Adam Fogelson named Lionsgate film group chair, replacing Joe Drake

Santa Monica-based entertainment company Lionsgate has promoted Adam Fogelson, the former head of STX Films and Universal Pictures, to lead its motion picture group as chair.

Fogelson will take over from longtime executive and producer Joe Drake, who led and expanded franchises such as “The Hunger Games” and “John Wick” during his tenure. Drake is expected to stay on to assist with the transition.

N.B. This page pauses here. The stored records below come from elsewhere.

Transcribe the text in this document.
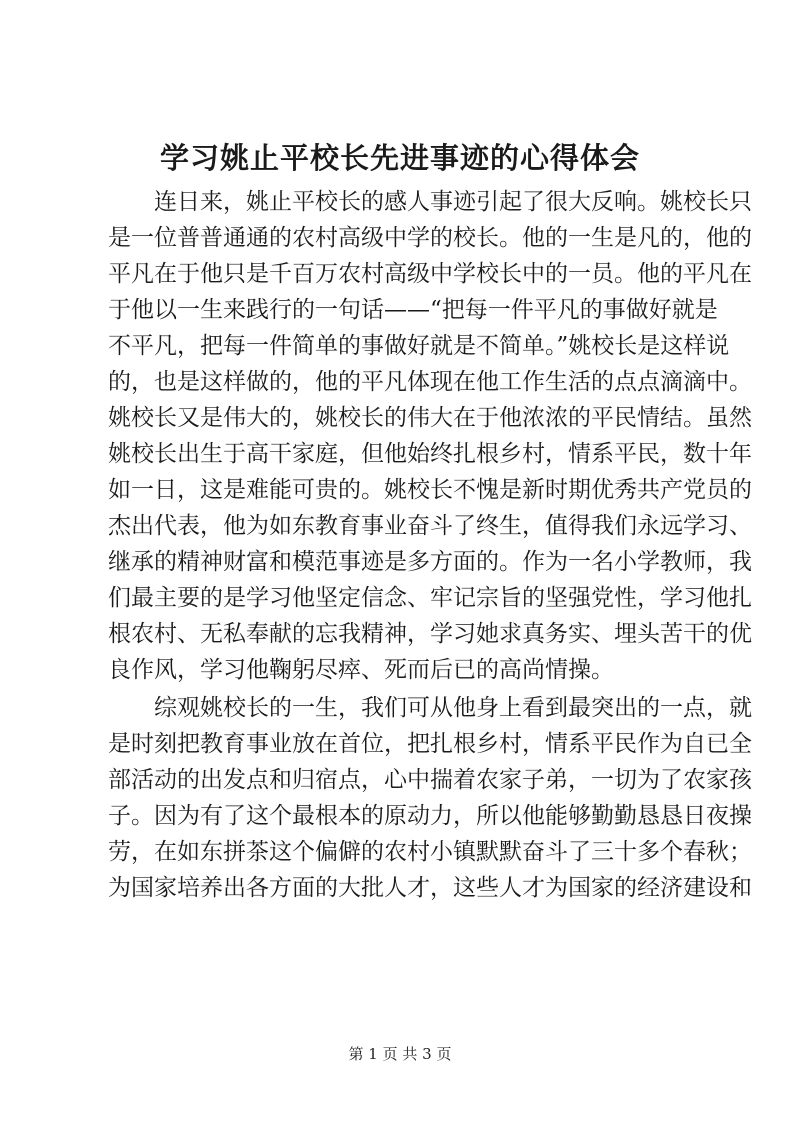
学习姚止平校长先进事迹的心得体会
连日来，姚止平校长的感人事迹引起了很大反响。姚校长只
是一位普普通通的农村高级中学的校长。他的一生是凡的，他的
平凡在于他只是千百万农村高级中学校长中的一员。他的平凡在
于他以一生来践行的一句话——“把每一件平凡的事做好就是
不平凡，把每一件简单的事做好就是不简单。”姚校长是这样说
的，也是这样做的，他的平凡体现在他工作生活的点点滴滴中。
姚校长又是伟大的，姚校长的伟大在于他浓浓的平民情结。虽然
姚校长出生于高干家庭，但他始终扎根乡村，情系平民，数十年
如一日，这是难能可贵的。姚校长不愧是新时期优秀共产党员的
杰出代表，他为如东教育事业奋斗了终生，值得我们永远学习、
继承的精神财富和模范事迹是多方面的。作为一名小学教师，我
们最主要的是学习他坚定信念、牢记宗旨的坚强党性，学习他扎
根农村、无私奉献的忘我精神，学习她求真务实、埋头苦干的优
良作风，学习他鞠躬尽瘁、死而后已的高尚情操。
综观姚校长的一生，我们可从他身上看到最突出的一点，就
是时刻把教育事业放在首位，把扎根乡村，情系平民作为自已全
部活动的出发点和归宿点，心中揣着农家子弟，一切为了农家孩
子。因为有了这个最根本的原动力，所以他能够勤勤恳恳日夜操
劳，在如东拼茶这个偏僻的农村小镇默默奋斗了三十多个春秋；
为国家培养出各方面的大批人才，这些人才为国家的经济建设和
第 1 页 共 3 页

“Joe has been a great partner and a respected team leader, a truly entrepreneurial executive with one of the best business minds in the industry,” Lionsgate Chief Executive Jon Feltheimer said in a statement on Wednesday. “We are very fortunate to have Adam Fogelson, one of Hollywood’s most accomplished and innovative film executives, to succeed him.”

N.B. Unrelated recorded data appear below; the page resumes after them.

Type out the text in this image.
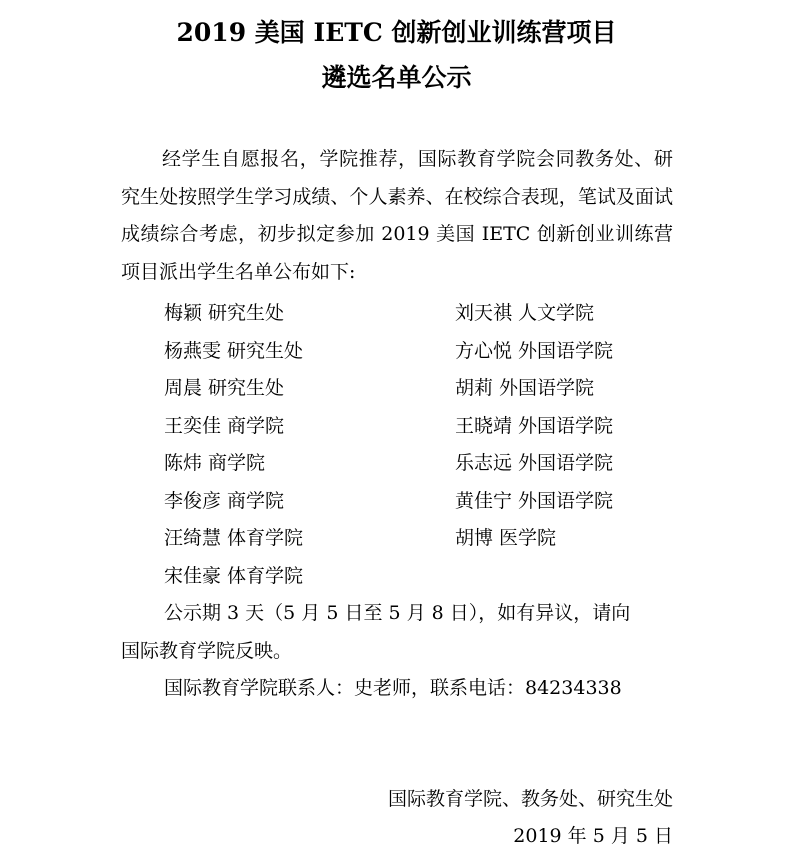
2019 美国 IETC 创新创业训练营项目
遴选名单公示
经学生自愿报名，学院推荐，国际教育学院会同教务处、研究生处按照学生学习成绩、个人素养、在校综合表现，笔试及面试成绩综合考虑，初步拟定参加 2019 美国 IETC 创新创业训练营项目派出学生名单公布如下:
梅颖 研究生处
杨燕雯 研究生处
周晨 研究生处
王奕佳 商学院
陈炜 商学院
李俊彦 商学院
汪绮慧 体育学院
宋佳豪 体育学院
刘天祺 人文学院
方心悦 外国语学院
胡莉 外国语学院
王晓靖 外国语学院
乐志远 外国语学院
黄佳宁 外国语学院
胡博 医学院
公示期 3 天（5 月 5 日至 5 月 8 日），如有异议，请向
国际教育学院反映。
国际教育学院联系人：史老师，联系电话：84234338
国际教育学院、教务处、研究生处
2019 年 5 月 5 日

Fogelson, who most recently served as the vice chairmain of Lionsgate’s film group, joined the company in 2022. He is set to lead the division as the company prepares to spin off its studio unit into a merger with Screaming Eagle Acquisition Corp., a publicly traded blank-check company.

The deal is valued at $4.6 billion and, according to Lionsgate, will generate about $350 million in capital — funds that will be used to help pay for Lionsgate’s acquisition of eOne, which closed at the end of last year.

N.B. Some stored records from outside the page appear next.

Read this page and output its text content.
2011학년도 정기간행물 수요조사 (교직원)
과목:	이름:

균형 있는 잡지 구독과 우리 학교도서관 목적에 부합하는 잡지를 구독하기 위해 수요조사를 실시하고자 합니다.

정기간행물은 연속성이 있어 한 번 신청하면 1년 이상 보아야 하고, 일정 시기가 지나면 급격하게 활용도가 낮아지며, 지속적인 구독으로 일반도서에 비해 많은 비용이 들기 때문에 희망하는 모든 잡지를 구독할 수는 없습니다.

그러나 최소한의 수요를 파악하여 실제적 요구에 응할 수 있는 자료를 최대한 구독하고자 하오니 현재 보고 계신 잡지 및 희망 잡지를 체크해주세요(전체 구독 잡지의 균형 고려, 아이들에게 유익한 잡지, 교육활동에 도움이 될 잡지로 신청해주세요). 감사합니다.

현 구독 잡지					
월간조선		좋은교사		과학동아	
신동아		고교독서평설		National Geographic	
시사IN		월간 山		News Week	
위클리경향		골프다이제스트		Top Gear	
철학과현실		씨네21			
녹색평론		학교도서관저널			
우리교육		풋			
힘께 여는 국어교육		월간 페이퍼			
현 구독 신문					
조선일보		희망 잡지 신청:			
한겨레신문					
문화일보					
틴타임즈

The creation of a separate entity, Lionsgate Studios, also will cleave Lionsgate’s film and TV studio from Starz, the cable TV network that Lionsgate bought in 2016. Lionsgate executives have said doing so will increase the stock value of both assets.

“We found a price that we thought was reasonable for raising equity but doesn’t really, ultimately, of course, [represent] the full value of how we consider the studio, but we’re always happy when investors old and new come in and make some money with this,” Feltheimer said during a Jan. 4 call with analysts. “The great thing about this transaction is we retain full optionality to treat Starz differently. Yes, clearly we think Starz is way more valuable than we’re given value for in the stock.”